In the late 50's Nina Simone recorded her first tracks for the Bethlehem label. These are still remarkable displays of her talents as a pianist, singer, arranger and composer. Songs such as "Plain Gold Ring", "Don't Smoke In Bed" and "Little Girl Blue" soon became standards in her repertoire. One song, "I Loves You, Porgy", from the opera "Porgy and Bess", became a hit and the nightclub singer became a star, performing at Town Hall, Carnegie Hall and the Newport Jazz Festival. Even from the beginning of her career on, her repertoire included jazz standards, gospel and spirituals, classical music, folk songs of diverse origin, blues, pop, songs from musicals and opera, African chants as well as her own compositions. Sometimes her voice changes from dark and raw to soft and sweet. She pauses, shouts, repeats, whispers and moans. Sometimes piano, voice and gestures seem to be separate elements, then, at once, they meet. Add to this all the way she puts her spell on an audience, and you have some of the elements that make Nina Simone into a unique artist.

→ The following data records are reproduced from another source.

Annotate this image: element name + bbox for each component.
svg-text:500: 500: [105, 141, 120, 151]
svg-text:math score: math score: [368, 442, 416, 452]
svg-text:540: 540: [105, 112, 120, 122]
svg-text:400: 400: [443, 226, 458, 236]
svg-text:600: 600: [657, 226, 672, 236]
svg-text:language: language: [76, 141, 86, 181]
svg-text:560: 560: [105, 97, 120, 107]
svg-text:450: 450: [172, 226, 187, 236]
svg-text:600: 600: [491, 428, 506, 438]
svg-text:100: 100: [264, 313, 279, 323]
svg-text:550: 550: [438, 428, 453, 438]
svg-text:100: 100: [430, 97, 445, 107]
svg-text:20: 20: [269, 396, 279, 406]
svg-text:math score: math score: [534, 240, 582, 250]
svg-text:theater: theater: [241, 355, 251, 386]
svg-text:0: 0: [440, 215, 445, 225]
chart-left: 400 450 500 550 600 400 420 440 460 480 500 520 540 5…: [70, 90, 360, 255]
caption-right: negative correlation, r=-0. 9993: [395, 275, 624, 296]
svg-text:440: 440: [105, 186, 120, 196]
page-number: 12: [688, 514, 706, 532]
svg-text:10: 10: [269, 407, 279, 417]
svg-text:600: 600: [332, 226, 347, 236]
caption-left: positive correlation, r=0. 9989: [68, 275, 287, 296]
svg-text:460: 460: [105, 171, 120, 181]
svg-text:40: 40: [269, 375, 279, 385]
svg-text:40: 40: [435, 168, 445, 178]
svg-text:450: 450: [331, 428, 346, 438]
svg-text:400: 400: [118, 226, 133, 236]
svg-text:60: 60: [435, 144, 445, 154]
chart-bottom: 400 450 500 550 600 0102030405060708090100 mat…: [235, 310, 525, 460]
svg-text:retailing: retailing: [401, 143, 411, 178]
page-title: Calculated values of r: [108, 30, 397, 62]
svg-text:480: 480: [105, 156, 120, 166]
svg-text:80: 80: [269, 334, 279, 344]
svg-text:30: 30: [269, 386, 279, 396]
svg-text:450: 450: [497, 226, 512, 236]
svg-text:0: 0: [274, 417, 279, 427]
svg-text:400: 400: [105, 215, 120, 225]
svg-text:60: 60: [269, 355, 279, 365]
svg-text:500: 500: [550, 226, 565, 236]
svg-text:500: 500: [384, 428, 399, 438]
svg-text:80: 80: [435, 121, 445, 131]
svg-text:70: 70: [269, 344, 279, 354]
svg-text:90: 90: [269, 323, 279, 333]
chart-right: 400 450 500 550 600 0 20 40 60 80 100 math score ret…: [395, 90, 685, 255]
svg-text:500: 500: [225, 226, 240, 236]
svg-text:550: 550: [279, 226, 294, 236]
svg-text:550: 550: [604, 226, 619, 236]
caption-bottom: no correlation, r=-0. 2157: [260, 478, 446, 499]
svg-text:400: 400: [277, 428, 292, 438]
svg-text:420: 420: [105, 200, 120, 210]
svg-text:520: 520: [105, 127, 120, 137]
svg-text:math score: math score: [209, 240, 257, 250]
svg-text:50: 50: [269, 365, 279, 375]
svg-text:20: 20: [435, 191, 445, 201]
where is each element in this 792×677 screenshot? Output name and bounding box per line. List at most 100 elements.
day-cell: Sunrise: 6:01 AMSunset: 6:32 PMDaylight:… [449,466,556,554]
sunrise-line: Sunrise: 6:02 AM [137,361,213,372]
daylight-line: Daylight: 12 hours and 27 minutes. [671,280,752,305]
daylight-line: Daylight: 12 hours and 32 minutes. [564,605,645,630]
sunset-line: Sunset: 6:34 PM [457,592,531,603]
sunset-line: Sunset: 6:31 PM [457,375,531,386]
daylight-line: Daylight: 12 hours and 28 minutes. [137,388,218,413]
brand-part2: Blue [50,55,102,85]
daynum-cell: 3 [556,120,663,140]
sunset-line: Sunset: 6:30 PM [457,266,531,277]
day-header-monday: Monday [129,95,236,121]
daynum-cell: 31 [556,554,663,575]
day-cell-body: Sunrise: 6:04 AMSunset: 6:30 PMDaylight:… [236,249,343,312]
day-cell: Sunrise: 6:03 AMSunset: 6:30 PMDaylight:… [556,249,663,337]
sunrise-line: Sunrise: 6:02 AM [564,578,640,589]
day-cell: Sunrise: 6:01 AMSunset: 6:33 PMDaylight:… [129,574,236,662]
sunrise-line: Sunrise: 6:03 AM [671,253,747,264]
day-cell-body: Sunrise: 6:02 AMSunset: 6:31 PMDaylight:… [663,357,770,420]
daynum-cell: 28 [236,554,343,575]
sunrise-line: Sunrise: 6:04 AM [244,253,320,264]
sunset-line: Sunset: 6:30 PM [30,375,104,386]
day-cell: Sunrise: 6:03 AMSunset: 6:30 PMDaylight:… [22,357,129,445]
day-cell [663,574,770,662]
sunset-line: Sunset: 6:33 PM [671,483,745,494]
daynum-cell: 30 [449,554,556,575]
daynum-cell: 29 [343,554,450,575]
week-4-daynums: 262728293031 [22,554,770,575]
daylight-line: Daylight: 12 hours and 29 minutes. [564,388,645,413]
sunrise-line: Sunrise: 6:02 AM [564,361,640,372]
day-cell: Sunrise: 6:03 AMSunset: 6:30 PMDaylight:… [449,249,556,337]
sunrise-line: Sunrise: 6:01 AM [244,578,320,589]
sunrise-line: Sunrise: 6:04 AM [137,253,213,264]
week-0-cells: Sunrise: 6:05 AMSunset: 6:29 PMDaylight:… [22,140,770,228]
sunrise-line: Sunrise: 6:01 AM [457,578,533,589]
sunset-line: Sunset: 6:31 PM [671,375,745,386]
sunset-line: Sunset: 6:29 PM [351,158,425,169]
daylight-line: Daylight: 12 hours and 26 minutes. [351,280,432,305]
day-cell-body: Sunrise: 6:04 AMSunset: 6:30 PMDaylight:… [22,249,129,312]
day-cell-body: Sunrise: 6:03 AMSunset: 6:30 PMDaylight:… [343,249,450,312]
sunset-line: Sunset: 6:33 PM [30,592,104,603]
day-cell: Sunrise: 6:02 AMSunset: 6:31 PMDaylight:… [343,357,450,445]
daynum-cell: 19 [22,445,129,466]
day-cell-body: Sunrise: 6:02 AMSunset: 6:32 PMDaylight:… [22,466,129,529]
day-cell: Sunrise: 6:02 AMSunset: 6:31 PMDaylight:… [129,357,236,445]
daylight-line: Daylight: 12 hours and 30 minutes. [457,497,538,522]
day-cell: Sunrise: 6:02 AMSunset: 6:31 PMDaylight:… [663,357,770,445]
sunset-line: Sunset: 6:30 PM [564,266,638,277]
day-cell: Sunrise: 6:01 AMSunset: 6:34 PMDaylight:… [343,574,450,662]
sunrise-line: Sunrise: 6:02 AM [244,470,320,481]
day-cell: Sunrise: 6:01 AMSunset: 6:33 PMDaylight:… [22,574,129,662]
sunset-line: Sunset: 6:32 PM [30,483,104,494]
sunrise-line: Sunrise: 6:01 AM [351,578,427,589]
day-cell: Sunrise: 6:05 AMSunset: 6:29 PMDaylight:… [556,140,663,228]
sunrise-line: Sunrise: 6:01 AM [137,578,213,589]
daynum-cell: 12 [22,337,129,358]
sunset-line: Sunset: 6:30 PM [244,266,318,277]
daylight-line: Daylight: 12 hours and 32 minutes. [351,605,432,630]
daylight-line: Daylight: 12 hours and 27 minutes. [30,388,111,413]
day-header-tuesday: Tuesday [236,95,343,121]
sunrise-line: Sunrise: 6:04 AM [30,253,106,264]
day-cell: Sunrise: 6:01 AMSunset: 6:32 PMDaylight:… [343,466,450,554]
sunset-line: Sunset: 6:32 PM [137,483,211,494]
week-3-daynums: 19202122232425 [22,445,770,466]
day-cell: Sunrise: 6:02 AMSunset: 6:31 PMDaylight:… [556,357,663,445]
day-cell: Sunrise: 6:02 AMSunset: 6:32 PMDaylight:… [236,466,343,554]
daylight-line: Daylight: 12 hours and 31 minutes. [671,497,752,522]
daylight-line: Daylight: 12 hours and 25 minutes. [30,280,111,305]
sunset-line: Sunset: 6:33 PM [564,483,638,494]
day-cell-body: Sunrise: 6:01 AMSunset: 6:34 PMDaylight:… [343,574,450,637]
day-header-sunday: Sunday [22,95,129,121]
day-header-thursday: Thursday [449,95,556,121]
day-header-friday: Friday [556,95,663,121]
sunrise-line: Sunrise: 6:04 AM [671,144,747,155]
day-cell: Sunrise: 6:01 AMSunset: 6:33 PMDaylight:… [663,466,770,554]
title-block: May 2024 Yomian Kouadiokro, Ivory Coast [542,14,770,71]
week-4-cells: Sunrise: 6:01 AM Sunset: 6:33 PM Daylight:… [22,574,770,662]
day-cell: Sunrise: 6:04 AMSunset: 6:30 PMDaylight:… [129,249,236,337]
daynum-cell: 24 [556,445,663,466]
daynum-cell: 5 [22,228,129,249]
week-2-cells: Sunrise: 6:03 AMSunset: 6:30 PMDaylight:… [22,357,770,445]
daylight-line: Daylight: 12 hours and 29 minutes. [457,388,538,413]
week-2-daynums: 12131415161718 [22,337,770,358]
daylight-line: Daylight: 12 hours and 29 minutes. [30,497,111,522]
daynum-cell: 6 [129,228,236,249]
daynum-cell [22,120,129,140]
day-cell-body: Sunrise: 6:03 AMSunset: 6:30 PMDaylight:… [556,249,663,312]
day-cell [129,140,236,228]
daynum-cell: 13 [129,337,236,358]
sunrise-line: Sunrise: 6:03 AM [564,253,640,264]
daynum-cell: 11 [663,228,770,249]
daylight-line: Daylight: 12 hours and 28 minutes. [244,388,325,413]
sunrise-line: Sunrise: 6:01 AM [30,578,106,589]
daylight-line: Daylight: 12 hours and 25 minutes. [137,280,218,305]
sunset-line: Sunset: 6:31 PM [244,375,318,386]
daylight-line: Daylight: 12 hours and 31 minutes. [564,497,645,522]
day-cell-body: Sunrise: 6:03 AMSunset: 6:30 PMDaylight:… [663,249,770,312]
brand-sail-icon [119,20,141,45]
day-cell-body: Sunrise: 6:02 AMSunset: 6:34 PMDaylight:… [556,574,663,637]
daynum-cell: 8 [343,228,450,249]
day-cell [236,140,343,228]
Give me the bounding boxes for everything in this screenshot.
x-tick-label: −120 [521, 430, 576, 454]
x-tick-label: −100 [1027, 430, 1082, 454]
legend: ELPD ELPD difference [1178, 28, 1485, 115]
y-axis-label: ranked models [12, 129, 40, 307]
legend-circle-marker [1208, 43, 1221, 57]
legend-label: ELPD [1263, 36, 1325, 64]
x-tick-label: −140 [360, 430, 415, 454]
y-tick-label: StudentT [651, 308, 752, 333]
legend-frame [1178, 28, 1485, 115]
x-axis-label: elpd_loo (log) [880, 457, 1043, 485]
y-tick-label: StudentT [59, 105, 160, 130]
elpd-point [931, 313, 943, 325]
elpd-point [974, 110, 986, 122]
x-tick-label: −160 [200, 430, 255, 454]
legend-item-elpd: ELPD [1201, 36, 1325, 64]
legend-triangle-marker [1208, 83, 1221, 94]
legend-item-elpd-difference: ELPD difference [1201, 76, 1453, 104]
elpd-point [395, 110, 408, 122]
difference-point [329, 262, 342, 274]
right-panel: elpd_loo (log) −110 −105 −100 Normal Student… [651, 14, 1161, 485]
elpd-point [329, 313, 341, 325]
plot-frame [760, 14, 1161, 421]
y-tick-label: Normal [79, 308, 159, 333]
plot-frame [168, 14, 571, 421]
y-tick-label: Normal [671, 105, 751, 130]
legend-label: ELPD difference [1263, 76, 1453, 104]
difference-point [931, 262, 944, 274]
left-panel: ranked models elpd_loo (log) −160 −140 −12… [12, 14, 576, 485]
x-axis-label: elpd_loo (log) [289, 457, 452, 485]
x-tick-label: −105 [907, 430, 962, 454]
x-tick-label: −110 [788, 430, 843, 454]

When four black children were killed in the bombing of a church in Birmingham in 1963, Nina wrote "Mississippi Goddam", a bitter and furious accusation of the situation of her people in the USA. The strong emotional approach of this song and the others on her first Philips record Nina Simone In Concert, would become another characteristic in her art. She uses her voice with its remarkable timbre and her careful piano playing as means to achieve her artistic aim: to express love, hate, sorrow, joy, loneliness - the whole range of human emotions - through music, in a direct way. Although Nina was called "High Priestess of Soul" and was respected by fans and critics as a mysterious, almost religious figure, she was often misunderstood as well. When she wrote "Four Women" in 1966, a bitter lament of four black women whose circumstances and outlook are related to subtle gradations in skin color, the song was banned on Philadelphia and new York radio stations because "it was insulting to black people…" Her repertoire includes more Civil Rights songs: "Why? The King of Love is Dead", capturing the tragedy of the assassination of Dr. Martin Luther King, "Brown Baby", "Images" (based on a Waring Cuney poem), "Go Limp", "Old Jim Crow", "… One song", "To be Young, Gifted and Black", inspired by Lorraine Hansberry's play with the same title, became the black national anthem in the USA.

Simone fell on turbulent times in the 1970s, divorcing her husband/manager Andy Stroud, encountering serious financial problems, and becoming something of a nomad, settling at various points in Switzerland, Liberia, Barbados, France, and Britain. After leaving RCA, she recorded rarely, although she did make the critically well-received Baltimore in 1978 for the small CTI label. She had an unpredictable resurgence in 1987, when an early track, "My Baby Just Cares for Me," became a big British hit after being used in a Chanel perfume television commercial. In 1993, her record A Single Woman marked her return to an American major label, and her profile was also boosted when several of her songs were featured in the film Point of No Return. She published her biography, I Put a Spell on You, in 1991, but grew increasingly frail throughout the late '90s and had to be helped on to the stage during a 2001 Carnegie Hall performance. Nina Simone died on April 21, 2003 at her home in Carry-le-Rouet, France, where she had been spending much of her retirement.